FIRSTonline – Pourtant, face à l'opération de Telefonica sur Gvt, qui était et est clairement hostile à Telecom Italia, le Cdp n'a pas frappé : pourquoi ?

BASSANINI – Nous intervenons avec des prêts ou des capitaux à risques lorsque les conditions sont réunies et lorsque les entreprises concernées nous le demandent : de même que nous n'effectuerons jamais de renflouements, de même nous n'effectuerons jamais d'OPA ou d'interventions hostiles. De plus, CDP s'intéresse aux réseaux d'infrastructures, qui représentent dans une grande partie du pays un monopole naturel, et non aux services de télécommunications qui sont confiés à la libre concurrence du marché.

FIRSTonline – Cela signifie-t-il que toute discussion entre CdP et Telecom Italia s'est définitivement évanouie ?
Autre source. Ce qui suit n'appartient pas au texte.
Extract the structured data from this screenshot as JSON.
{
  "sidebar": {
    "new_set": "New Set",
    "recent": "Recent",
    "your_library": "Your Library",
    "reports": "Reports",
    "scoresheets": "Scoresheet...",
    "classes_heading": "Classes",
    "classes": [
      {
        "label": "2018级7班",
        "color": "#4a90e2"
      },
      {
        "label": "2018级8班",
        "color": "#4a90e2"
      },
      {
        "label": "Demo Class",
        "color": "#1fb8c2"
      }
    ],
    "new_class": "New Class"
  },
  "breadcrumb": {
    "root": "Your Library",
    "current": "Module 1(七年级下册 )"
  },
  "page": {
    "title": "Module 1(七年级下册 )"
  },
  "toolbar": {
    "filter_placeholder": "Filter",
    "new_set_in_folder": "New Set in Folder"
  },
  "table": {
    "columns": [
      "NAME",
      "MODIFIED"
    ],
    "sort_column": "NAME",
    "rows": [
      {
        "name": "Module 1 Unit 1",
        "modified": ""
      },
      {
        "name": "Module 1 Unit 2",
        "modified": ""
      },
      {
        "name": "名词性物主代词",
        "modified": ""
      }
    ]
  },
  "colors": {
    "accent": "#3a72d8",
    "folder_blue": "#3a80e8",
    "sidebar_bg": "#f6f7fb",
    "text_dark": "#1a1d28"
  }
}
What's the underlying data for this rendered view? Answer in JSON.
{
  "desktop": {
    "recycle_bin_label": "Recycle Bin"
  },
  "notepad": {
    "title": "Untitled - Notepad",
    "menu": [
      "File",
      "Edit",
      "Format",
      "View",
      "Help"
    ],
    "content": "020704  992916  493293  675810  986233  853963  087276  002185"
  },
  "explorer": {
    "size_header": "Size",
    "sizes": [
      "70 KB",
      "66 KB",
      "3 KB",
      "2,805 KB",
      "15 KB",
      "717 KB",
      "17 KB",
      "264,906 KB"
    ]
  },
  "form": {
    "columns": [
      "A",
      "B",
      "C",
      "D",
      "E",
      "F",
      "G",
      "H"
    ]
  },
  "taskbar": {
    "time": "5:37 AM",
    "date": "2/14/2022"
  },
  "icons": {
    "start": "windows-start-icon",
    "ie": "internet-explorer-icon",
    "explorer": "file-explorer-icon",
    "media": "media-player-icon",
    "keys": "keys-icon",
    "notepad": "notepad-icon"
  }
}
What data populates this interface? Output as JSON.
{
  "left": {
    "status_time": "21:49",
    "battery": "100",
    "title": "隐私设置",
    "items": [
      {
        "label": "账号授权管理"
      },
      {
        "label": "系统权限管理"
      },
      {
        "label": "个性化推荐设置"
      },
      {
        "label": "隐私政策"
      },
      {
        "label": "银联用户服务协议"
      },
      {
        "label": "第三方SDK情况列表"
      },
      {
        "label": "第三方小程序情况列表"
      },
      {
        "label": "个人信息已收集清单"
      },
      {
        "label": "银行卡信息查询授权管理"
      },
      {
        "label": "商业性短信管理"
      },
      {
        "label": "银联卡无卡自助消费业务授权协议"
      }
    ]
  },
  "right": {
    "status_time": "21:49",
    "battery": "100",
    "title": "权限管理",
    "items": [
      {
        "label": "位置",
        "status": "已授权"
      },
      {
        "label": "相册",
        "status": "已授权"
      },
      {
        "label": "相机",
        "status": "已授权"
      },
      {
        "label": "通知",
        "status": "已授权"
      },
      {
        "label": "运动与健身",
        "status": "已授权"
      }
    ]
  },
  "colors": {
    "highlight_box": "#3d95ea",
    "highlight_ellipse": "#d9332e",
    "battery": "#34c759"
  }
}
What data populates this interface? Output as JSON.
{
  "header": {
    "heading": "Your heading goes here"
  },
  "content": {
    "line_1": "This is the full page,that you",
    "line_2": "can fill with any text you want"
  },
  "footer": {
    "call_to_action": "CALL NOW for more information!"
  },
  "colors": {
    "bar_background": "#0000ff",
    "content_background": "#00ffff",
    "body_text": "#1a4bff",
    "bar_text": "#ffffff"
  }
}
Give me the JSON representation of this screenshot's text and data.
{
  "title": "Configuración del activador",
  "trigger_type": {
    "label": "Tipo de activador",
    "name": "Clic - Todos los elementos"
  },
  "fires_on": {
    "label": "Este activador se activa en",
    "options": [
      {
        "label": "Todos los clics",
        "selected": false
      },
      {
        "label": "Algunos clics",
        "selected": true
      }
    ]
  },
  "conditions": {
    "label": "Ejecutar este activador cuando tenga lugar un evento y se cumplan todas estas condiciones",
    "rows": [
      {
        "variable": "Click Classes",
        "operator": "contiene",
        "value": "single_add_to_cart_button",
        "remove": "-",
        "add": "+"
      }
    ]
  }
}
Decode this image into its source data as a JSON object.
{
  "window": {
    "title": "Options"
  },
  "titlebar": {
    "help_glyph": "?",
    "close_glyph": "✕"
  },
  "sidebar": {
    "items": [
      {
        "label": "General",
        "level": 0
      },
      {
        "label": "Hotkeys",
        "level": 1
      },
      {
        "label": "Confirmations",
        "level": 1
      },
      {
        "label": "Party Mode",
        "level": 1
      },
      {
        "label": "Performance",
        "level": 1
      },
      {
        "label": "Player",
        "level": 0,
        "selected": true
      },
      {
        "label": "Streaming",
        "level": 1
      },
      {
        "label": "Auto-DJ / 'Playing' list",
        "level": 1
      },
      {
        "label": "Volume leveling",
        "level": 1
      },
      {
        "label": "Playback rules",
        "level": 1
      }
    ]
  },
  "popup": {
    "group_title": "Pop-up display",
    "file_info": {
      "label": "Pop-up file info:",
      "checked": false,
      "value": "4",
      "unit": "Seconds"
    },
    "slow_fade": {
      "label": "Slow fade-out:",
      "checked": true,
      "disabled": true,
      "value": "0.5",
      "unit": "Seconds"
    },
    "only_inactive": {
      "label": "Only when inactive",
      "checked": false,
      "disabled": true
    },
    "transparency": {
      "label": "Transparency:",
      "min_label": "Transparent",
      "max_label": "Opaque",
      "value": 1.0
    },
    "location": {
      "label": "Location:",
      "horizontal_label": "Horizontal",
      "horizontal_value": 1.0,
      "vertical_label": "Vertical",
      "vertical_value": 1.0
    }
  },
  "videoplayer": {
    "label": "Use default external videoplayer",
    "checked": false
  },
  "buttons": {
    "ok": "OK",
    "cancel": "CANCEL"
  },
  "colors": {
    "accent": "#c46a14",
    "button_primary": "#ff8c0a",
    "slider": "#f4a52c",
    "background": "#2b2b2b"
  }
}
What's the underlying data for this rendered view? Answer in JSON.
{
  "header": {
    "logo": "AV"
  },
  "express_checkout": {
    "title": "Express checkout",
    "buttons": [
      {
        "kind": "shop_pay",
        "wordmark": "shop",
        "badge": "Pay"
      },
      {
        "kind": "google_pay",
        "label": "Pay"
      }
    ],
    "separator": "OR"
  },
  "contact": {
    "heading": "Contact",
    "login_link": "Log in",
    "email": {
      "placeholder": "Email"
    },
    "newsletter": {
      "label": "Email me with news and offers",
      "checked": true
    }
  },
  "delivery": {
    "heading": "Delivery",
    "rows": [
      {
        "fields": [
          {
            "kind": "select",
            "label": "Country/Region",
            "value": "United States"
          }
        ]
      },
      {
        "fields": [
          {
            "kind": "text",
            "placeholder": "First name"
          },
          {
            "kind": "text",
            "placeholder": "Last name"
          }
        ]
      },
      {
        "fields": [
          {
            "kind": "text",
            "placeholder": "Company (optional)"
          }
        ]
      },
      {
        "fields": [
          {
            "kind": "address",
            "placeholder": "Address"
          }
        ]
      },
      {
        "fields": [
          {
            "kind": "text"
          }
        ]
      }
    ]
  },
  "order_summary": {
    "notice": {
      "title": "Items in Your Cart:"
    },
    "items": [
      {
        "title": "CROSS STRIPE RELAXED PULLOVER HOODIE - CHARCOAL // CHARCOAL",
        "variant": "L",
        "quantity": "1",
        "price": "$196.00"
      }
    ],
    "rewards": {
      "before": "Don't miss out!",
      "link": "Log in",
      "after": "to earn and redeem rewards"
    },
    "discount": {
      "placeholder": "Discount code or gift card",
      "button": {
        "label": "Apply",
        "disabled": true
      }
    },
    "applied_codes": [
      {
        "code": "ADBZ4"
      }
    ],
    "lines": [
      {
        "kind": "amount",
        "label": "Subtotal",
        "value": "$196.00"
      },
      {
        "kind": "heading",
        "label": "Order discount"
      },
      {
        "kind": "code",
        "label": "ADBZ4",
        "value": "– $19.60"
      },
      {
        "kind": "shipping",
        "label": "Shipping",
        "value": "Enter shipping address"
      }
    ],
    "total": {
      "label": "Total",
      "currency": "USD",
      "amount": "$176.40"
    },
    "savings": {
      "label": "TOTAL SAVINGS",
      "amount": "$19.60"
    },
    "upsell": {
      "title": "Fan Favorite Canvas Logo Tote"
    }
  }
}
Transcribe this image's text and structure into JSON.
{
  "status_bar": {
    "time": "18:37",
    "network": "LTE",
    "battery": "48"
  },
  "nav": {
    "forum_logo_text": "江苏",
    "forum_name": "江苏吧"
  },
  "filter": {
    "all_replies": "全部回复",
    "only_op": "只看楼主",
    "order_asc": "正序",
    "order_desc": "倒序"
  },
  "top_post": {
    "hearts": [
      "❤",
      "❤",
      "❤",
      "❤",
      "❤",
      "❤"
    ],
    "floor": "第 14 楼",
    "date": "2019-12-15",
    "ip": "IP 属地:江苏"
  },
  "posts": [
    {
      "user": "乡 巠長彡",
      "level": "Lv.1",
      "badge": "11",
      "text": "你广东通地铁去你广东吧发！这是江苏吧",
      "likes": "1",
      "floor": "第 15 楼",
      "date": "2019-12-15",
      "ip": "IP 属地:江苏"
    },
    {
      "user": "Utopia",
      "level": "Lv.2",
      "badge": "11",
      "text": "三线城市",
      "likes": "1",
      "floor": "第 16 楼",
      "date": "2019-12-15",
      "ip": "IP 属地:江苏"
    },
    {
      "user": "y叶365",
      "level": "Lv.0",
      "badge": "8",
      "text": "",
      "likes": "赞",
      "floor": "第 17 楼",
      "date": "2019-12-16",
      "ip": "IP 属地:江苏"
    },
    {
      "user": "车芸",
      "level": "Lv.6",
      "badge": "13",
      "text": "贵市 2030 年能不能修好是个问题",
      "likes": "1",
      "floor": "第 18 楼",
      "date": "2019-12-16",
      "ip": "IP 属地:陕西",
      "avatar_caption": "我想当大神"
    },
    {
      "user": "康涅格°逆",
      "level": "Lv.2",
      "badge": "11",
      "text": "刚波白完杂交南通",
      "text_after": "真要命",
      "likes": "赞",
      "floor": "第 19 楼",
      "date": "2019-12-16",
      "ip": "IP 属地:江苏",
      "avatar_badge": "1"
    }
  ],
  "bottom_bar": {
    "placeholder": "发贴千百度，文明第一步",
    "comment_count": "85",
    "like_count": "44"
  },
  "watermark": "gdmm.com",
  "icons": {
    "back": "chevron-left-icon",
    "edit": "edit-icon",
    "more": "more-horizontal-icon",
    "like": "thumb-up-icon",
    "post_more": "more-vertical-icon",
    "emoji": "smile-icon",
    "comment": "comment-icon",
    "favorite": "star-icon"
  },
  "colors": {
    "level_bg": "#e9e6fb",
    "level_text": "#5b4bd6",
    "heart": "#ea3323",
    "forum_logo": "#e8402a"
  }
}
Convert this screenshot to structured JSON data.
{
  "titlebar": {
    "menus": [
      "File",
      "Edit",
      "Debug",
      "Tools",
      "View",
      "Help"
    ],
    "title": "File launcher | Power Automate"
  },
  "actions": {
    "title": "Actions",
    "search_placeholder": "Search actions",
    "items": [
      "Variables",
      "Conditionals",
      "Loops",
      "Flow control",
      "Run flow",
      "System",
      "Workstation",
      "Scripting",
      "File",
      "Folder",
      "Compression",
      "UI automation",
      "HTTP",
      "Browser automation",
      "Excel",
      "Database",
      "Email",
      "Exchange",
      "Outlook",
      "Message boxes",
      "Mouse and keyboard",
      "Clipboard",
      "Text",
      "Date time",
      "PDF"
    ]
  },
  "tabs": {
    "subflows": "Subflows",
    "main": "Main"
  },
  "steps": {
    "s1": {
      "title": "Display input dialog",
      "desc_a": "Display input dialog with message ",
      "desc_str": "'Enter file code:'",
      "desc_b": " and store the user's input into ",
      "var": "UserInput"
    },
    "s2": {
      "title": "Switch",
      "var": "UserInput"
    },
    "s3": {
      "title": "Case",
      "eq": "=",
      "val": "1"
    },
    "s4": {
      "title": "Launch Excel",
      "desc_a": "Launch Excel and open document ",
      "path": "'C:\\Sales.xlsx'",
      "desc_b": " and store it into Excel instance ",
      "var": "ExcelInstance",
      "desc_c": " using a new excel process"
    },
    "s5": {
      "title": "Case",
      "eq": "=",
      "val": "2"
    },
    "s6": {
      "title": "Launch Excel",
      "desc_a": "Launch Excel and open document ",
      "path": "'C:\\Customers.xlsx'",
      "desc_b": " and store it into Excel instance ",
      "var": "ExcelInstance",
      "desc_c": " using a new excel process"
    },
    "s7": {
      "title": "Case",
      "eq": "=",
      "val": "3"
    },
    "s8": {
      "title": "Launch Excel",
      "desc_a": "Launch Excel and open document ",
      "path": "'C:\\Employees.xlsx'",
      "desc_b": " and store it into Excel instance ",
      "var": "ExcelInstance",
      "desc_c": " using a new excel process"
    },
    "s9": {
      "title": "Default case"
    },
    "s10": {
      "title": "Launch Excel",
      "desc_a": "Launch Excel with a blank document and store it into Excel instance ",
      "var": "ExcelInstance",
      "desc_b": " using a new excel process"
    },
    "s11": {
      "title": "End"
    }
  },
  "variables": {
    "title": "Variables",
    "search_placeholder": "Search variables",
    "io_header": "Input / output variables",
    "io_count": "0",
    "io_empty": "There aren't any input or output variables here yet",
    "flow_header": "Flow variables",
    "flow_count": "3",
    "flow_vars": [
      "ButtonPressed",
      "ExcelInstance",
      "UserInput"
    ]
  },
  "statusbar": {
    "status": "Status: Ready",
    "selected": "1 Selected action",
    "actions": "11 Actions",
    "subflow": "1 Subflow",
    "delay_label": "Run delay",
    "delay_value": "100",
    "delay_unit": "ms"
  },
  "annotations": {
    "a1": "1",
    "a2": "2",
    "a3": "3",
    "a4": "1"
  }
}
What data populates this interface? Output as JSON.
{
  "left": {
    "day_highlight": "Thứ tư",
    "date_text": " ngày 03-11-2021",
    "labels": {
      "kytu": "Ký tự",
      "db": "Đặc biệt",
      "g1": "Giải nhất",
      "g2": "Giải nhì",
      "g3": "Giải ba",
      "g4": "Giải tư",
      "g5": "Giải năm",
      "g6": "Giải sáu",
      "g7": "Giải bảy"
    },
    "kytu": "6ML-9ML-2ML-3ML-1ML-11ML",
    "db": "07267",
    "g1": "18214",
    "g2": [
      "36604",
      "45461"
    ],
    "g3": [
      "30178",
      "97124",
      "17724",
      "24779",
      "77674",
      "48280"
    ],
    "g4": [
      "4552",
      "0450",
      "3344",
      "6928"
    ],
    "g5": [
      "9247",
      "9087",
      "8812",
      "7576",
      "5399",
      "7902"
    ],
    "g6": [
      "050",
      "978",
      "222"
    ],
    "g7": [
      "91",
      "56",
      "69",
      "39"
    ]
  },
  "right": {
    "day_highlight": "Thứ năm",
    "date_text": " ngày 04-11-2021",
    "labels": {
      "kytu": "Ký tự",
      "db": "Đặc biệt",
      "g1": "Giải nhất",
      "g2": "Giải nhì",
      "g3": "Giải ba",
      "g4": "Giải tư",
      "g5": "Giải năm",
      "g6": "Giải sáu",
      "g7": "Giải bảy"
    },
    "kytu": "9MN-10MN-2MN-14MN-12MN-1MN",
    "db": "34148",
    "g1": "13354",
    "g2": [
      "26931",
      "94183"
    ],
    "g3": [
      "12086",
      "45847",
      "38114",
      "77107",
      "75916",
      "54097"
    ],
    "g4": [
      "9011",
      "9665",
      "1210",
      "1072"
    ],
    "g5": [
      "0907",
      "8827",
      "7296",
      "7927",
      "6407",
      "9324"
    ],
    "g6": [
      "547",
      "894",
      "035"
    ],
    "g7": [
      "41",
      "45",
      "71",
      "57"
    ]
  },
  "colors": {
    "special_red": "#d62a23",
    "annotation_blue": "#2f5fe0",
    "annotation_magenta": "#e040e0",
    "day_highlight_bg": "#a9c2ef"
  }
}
BASSANINI – Cela dépendra des nouveaux propriétaires et de la direction de Telecom. Nous sommes toujours disponibles pour vérifier la faisabilité de notre soutien aux projets d'infrastructure qui modernisent le pays et assurent un rendement raisonnable pour les actionnaires. On verra bien, mais ce n'est pas à nous de faire le premier pas.

FIRSTonline – Admis et non acquis que les conditions d'une nouvelle collaboration soient créées, il serait cependant difficile d'expliquer que dans les télécommunications le CdP soit présent avec des investissements à la fois dans Telecom et dans Metroweb : vous ne pensez pas ?

BASSANINI – Très vrai. Dans les télécommunications, il serait logique de rassembler toutes les forces et tous les capitaux autour d'un projet commun de développement et de modernisation du réseau, qui assure un traitement égal à tous les opérateurs (équivalence de rendement). De ce point de vue, une fusion entre le réseau Telecom Italia et celui de Metroweb serait naturelle. Comme nous l'avons déjà déclaré publiquement ainsi que par Telecom Italia, tout projet commun devrait nécessairement inclure cette solution.